Acquisition & storage

  • Full archive mirrored (status: acquired). Downloaded the gated ShapeNetSem.zip (11.4 GB LFS blob) with our HF token, unpacked the flat tree, and uploaded uncompressed, per-file to Hetzner S3 preserving the upstream tree with the redundant ShapeNetSem-backup/ wrapper stripped. So each model is at datasets/shapenetsem/models-OBJ/models/<id>.obj, …/models-binvox/<id>.binvox, etc.
  • Our copy: s3://monad-knowledge/datasets/shapenetsem/. Read datasets/shapenetsem/_manifest.json first — it is a per-model index (12,498 entries): each carries category, wnsynset, dims_cm, unit, aligned, and the S3 keys{} for that model's obj/mtl/dae/binvox/binvox_solid. Filter models[] by facet, then GET only the selected models' keys — never LIST the 122k-object prefix.
  • Loading (per the datasets house contract — boto3, on demand, not sim_fetch_s3):
    import json, boto3, os
    s3 = boto3.client("s3", endpoint_url=os.environ["HETZNER_S3_ENDPOINT"],
                      aws_access_key_id=os.environ["HETZNER_S3_ACCESS_KEY"],
                      aws_secret_access_key=os.environ["HETZNER_S3_SECRET_KEY"])
    B = "monad-knowledge"
    man = json.loads(s3.get_object(Bucket=B, Key="datasets/shapenetsem/_manifest.json")["Body"].read())
    chairs = [m for m in man["models"] if m["category"] == "Chair" and m["aligned"]]
    obj = s3.get_object(Bucket=B, Key=chairs[0]["keys"]["obj"])["Body"].read()   # one mesh, in memory
    
    For semantics/physics load the flat metadata.csv + materials.csv × densities.csv.
  • License / redistribution: ShapeNet Terms of Use — non-commercial research / education only; you may share with associates only after they accept the terms.

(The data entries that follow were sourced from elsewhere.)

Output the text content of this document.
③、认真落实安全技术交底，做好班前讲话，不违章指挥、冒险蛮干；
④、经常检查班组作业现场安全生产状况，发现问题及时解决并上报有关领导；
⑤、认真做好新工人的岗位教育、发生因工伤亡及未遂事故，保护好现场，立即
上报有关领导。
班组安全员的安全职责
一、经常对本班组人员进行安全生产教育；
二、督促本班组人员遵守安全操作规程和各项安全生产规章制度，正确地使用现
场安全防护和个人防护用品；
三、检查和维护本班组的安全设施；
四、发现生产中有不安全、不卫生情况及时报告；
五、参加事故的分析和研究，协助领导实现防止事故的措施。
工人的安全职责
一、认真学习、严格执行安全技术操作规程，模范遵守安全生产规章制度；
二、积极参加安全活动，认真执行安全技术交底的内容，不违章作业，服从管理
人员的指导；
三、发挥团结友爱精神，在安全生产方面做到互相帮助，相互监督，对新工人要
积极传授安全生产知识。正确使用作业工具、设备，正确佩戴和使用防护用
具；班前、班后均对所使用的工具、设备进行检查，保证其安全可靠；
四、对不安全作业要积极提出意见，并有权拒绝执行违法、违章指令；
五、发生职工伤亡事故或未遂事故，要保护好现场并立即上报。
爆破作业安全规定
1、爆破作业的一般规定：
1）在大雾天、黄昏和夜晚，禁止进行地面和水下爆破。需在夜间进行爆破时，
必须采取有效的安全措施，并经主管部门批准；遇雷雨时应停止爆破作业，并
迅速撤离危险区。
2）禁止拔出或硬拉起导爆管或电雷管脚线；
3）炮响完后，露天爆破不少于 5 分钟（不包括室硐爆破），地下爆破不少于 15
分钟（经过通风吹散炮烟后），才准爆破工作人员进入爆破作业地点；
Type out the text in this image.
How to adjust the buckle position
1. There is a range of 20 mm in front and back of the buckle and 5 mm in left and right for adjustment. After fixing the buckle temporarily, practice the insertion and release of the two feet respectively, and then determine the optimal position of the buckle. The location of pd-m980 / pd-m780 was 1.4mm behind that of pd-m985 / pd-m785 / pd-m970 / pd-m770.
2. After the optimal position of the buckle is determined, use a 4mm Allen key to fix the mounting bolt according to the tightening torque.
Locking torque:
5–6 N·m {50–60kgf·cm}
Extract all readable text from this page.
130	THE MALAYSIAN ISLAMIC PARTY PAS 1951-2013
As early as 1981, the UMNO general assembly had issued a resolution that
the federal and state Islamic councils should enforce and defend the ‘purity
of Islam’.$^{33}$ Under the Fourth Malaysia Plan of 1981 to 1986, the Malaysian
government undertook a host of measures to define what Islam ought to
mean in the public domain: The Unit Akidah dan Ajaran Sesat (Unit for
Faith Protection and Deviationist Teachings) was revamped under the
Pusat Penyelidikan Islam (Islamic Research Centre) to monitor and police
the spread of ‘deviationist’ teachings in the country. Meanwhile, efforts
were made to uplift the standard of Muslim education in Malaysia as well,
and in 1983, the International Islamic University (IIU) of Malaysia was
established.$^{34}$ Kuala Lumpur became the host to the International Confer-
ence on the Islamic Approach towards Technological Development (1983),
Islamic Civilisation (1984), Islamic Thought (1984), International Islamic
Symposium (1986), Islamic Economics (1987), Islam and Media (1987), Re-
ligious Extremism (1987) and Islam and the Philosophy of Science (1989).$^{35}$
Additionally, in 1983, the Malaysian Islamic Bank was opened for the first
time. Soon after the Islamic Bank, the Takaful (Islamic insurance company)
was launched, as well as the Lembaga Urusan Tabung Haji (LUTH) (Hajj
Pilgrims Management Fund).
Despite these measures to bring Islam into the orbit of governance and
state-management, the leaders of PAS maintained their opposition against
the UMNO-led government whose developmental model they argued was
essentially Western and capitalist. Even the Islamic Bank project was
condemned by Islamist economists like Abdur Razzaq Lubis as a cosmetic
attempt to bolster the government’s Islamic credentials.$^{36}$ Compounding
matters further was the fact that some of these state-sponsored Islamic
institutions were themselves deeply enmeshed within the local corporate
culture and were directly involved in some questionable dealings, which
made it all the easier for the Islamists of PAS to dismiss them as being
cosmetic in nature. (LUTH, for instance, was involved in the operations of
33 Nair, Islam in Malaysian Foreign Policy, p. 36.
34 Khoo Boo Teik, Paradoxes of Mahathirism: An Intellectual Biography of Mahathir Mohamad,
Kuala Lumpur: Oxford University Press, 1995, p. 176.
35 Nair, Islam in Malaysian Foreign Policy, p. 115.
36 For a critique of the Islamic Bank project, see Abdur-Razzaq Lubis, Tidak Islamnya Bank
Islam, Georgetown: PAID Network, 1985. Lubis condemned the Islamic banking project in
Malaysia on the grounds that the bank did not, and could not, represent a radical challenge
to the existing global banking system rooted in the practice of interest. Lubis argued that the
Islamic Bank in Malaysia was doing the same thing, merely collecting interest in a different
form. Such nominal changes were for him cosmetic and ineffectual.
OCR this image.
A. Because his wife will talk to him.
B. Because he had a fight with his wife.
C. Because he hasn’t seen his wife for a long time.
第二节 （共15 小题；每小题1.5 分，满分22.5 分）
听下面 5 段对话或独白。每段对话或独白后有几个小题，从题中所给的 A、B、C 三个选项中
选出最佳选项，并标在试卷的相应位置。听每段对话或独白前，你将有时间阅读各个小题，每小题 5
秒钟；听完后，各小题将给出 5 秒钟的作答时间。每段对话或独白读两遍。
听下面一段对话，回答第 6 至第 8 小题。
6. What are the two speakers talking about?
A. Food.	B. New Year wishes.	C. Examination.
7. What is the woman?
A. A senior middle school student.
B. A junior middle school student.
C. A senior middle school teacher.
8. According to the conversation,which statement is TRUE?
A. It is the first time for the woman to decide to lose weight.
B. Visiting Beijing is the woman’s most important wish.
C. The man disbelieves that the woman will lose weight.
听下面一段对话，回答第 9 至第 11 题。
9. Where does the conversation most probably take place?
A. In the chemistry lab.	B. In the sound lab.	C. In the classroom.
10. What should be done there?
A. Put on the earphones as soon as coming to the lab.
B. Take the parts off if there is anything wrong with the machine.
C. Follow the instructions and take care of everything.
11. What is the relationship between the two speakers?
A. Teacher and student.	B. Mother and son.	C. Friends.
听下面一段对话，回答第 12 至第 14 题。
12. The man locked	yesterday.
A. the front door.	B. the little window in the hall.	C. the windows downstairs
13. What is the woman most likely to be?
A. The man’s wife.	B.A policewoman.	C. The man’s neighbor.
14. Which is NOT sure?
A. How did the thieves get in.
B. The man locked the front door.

Our S3 bucket is private; do not republish. Cite the ShapeNet tech report (arXiv:1512.03012) + the ShapeNetSem workshop paper.

Why it matters here

  • Physics-annotated furniture catalogue. abo gives high-fidelity meshes but no material/physics; ShapeNetSem adds per-category material composition → {weight, static friction, relative permittivity} plus real metric dimensions. That permittivity layer is the missing input for the Sionna ray-traced-CSI furniture-as-scatterer line (furniture-CSI-observatory) — furniture materials, not just shapes, shape the channel.
  • Drop-in scaled obstacle boxes. aligned.dims (cm) reproduce standard furniture size envelopes, so each model becomes a correctly-scaled jupedsim obstacle / GIS occupiable-or-obstacle cell with no manual measurement — feeding the same gis/furnish placer as structured3d bboxes and abo meshes.
  • binvox voxels = ready scatterer geometry. The surface + solid voxelisations are a direct occupancy grid for coarse EM scattering and for footprint/clearance reasoning without meshing.
  • Semantic retrieval + theming. WordNet synsets + the furniture taxonomy let the theme-aware placer pick category-appropriate models per room type, and give a clean join key to objaverse / hssd / 3d-front object vocabularies.
  • Honest limitation. The precomputed physics columns are empty in this release, so any weight/friction/permittivity we use is derived from the material priors, not measured — worth stating wherever these numbers feed a result.